Newsletter: Vol. 9. Iss. 2

15 December 2009

Resistance in Bethlehem's Villages
Ellen Cantarow

Christmas is coming. My e-mail has returned at least one plea to help Bethlehem – Christ’s birthplace crucified by Israel’s segregation wall; 25 foot-high concrete punctuated by militarized watch towers surrounds the entire town. PEACE BE WITH YOU reads a huge legend on the wall without (apparently) the slightest trace of irony; stenciled in English. Hebrew, and Arabic, it’s signed, ISRAELI MINISTRY OF TOURISM.

What lies beyond Bethlehem – the Bethlehem province or “governate,” – is equally shocking, though invisible to the casual visitor. According to a May, 2009, UN report, Bethlehem governate’s total land mass is 660 square kilometers, but only 13 per cent remains for Palestinians to use. The rest has vanished under the Greater Israel’s ever-expanding colonies and “outposts”; its ever-lengthening wall (declared illegal in 2004 by the International Court of Justice: Israel and its US backer have simply ignored the ruling); and Israel’s designation of most of Bethlehem’s region as “Area C”. (The Oslo Accords diced the West Bank into Areas “A” -- Palestinian Authority (PA) rule; “B” –PA and Israel joint rule; and “C” – Israeli rule. Area C is 60 per cent of the West Bank).

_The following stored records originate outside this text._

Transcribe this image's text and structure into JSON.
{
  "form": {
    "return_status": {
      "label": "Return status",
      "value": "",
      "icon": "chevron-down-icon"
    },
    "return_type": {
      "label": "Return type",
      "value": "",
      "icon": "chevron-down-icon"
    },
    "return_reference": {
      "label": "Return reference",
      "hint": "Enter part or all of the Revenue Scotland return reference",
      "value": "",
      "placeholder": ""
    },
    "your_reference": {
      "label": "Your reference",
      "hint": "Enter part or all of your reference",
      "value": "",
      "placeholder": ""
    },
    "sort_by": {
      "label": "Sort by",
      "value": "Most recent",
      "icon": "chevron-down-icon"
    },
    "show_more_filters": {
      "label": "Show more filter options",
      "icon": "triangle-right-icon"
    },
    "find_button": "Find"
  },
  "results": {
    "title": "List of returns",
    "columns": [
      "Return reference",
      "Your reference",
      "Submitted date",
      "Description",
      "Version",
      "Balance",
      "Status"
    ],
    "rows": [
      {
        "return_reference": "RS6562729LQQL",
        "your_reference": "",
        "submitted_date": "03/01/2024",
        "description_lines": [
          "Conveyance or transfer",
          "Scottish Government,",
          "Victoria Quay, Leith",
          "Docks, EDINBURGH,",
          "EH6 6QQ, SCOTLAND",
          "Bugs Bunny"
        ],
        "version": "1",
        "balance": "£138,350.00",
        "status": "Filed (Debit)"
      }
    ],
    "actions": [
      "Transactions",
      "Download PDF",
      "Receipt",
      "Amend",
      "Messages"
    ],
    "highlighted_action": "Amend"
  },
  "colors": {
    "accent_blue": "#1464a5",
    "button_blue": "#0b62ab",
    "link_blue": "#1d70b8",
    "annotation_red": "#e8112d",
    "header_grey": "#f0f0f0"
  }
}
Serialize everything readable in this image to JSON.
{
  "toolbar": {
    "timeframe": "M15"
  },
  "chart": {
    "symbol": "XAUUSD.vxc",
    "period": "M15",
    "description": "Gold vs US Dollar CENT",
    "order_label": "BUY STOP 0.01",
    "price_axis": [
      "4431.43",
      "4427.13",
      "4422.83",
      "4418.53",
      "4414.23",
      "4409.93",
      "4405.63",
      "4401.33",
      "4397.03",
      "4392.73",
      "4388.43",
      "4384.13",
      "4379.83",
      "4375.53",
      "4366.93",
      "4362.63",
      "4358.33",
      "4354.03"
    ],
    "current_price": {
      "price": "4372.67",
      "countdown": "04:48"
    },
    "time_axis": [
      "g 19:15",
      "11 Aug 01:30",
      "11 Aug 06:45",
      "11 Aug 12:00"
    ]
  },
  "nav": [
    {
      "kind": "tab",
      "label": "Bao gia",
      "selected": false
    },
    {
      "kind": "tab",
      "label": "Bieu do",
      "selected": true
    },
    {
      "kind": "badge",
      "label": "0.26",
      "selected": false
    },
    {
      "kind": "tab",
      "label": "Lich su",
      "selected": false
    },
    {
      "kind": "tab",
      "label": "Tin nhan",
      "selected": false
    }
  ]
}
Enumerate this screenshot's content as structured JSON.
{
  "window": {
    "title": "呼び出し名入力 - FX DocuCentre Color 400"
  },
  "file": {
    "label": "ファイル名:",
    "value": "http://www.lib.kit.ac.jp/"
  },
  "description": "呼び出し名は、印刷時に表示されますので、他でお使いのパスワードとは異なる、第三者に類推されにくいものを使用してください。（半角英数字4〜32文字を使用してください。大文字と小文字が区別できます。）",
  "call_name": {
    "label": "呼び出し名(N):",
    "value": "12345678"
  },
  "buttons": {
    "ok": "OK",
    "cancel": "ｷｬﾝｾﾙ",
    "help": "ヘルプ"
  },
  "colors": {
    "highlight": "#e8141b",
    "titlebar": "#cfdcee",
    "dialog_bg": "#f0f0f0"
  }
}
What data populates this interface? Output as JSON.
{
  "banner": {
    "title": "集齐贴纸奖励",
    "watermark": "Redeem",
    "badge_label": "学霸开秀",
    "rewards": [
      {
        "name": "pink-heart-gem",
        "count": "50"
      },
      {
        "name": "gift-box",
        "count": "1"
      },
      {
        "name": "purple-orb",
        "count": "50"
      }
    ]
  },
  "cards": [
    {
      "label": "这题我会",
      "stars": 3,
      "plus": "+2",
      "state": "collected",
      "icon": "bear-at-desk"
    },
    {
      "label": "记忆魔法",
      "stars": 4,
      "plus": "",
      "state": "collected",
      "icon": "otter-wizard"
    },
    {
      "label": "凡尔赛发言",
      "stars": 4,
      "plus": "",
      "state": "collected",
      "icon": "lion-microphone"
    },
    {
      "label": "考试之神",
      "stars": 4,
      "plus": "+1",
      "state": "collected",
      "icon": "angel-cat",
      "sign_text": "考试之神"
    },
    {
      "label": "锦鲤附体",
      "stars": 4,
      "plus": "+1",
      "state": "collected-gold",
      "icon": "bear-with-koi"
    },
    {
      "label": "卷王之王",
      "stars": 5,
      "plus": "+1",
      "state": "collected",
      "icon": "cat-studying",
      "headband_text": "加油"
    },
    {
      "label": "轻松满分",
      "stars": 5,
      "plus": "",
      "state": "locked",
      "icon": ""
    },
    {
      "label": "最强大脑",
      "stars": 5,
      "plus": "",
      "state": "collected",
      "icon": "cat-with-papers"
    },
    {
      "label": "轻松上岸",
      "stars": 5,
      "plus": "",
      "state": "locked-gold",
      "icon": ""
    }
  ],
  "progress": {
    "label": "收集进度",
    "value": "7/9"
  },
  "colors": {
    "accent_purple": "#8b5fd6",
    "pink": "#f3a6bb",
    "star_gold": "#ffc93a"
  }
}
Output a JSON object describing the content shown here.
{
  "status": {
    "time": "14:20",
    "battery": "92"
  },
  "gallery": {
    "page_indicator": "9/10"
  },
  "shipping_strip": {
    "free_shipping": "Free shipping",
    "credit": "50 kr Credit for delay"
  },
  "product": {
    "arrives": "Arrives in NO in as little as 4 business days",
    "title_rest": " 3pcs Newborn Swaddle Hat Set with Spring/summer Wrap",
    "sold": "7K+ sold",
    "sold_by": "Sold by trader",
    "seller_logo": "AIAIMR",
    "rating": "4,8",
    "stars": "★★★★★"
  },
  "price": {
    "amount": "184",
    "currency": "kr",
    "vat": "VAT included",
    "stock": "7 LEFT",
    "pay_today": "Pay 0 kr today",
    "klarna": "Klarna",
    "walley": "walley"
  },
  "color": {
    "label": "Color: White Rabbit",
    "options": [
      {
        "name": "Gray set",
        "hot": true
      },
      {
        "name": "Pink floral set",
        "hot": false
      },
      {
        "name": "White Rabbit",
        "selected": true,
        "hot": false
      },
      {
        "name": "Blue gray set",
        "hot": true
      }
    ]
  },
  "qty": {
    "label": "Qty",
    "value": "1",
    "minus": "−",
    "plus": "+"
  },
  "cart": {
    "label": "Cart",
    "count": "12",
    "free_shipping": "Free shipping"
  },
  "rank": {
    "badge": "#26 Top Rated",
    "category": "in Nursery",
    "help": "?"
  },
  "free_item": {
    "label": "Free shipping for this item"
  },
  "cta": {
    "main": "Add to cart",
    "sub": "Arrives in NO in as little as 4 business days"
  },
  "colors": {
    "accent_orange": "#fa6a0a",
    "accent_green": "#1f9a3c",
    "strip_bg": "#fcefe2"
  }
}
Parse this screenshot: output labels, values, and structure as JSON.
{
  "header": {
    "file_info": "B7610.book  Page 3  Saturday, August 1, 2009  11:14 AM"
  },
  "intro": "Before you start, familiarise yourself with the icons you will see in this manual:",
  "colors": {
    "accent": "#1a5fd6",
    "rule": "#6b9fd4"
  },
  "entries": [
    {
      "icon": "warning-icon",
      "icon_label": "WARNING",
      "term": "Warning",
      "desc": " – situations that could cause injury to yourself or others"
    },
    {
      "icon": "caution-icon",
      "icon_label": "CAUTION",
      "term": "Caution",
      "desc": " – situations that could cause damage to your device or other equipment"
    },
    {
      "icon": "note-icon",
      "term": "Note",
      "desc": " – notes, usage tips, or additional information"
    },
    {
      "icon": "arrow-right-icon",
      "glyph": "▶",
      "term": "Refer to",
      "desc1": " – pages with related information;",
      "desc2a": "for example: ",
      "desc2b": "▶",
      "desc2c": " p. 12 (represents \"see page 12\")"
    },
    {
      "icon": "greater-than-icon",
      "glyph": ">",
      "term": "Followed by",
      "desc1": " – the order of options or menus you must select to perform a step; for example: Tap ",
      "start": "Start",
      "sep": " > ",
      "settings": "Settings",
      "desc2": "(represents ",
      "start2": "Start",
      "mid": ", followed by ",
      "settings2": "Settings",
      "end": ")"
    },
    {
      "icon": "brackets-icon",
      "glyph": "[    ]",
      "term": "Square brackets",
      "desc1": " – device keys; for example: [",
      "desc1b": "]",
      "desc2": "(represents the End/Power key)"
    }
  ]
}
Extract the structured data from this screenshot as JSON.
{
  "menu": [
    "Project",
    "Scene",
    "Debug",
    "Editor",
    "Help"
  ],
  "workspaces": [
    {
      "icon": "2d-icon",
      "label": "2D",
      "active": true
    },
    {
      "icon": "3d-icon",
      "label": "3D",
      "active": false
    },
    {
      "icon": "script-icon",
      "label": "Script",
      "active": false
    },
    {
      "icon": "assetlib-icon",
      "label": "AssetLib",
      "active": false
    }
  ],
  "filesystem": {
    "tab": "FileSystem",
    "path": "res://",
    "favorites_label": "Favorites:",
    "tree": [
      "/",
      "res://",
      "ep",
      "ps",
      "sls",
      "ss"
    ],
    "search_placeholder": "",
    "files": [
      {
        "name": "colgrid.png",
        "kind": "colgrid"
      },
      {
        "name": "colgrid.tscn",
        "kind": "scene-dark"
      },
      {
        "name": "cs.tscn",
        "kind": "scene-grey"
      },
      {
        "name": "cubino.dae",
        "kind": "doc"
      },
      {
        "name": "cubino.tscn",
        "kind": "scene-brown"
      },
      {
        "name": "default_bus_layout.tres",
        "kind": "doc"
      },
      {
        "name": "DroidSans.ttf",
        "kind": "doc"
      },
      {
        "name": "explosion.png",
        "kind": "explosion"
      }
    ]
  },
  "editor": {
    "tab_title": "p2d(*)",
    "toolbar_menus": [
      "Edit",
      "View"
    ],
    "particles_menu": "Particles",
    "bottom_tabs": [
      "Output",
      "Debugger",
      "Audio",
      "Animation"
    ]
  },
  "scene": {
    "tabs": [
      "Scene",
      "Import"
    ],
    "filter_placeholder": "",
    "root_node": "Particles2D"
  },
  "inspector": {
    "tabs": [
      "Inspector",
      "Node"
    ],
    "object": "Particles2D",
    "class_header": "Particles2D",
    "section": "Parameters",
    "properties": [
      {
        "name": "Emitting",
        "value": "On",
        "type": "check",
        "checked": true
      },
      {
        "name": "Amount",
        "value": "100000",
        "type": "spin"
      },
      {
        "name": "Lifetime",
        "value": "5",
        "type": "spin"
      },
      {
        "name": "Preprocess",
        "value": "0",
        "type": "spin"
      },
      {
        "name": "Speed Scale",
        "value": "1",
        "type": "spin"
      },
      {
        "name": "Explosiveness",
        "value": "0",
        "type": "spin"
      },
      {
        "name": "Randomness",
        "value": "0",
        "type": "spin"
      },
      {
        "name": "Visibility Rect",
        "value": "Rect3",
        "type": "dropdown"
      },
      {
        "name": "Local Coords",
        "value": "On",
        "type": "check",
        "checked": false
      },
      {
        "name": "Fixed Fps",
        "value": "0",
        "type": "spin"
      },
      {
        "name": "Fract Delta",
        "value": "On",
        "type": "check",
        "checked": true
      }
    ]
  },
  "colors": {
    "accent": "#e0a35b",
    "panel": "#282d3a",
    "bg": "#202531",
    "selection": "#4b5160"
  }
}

Palestine’s Stop the Wall campaign, launched in 2002, has been waging nonviolent resistance here to retain and regain land – weekly demonstrations in the village Al Mas’ara, land-reclamation in other villages (clearing stones, preparing the land for planting, petitioning the Palestinian Ministry of Agriculture for supplies and trees), and rallying a population exhausted by over three decades of “peace process” that has meant only land-theft for the Palestinians.
Stop the Wall was launched by activists like 65-year-old Sharif Omar Khalid whose roots go back to Palestine’s Land Defense Committee (a nonviolent movement begun in 1980), and younger activists who cut their teeth organizing the first Intifada (1987-1990). 46-year-old Jamal Juma, the Campaign’s coordinator, says that when Israel began building the wall in 2002, he and other activists realized an unprecedented danger.

“We saw that this was a huge political project,” he commented this past October. “The whole country [Palestine] was under siege, all the villages . . . We [began] building a movement against the wall”. The campaign built popular committees in villages menaced by the wall. From 52 of these in 2005 it has consolidated into ten committees, governing a region (the Bethlehem region is one). The campaign can’t possibly cover the entire Palestinian population so it focuses on “hot spots” – places where the wall intrudes or is about to be extended, and land where settlers and soldiers harass villagers.

In a field near the village Artas, south of Bethlehem, stands a mammoth rectangle of cement surrounding two giant circles of piping. This was to be an Israeli sewage dump, part of a waste project servicing the Israeli colony Efrat and neighbor-colonies to Bethlehem’s south and west. Stop the Wall and Artas villagers are litigating against the sewer in Israel’s Supreme Court. The case is still pending.

60 apricot trees once grew where the cement and pipe sections now rise. They were on a trajectory leading straight through Artas’s 182-dunam green belt (a dunam is a little over a quarter-acre). Over twenty kinds of vegetables flourish in this rich agricultural matrix. Abu Swayk said it would all be destroyed by the sewage dump, the run-off cascading down and permeating the fertile land. As it stands, the sewage housing seems just a nibble into a small plot of land. But think: Israel wants to dump the colonists’ excrement where people once raised crops for their living. Moreover, since 1967 such “small” confiscations have been a motor force driving the Greater Israel – the Jewish state’s continuous expansion beyond its borders.

I remember the West Bank in the 80s when I reported here regularly. The landscape was Mediterranean, rippling with dry-wall terracing; olive trees’ silvery leaves billowed in the wind; fruit and nut trees and grape arbors etched darker greens against the grey of stones and taupe colors of earth. You could still see old Arab architecture in West Bank villages – beautiful pale stone with rounded arches over doors and windows; vaulted ceilings within homes. There were scattered colonies, but none of the sprawling suburbs and whole cities that slice and dice the region now.

Returning here in 2002 after a fourteen-year absence was like waking up in another country. The hills were freighted with bland, California-style urban sprawl buttressed by a vast prison network for containing the natives whose presence so annoys the Greater Israel -- the wall in its early forms, huge holding-pens called “checkpoints,” mazes of other barriers, and Jewish-only super-highways that made me feel I was somewhere in New Jersey. The state of the villages was also a shock: Israel almost never lets Palestinians build beyond their urban limits, so Palestinian expansion can only be vertical. New, Palestinian multi-storey buildings, so different from the traditional one-to-two-storey village architecture, are as faceless – ugly, even - as the colonies.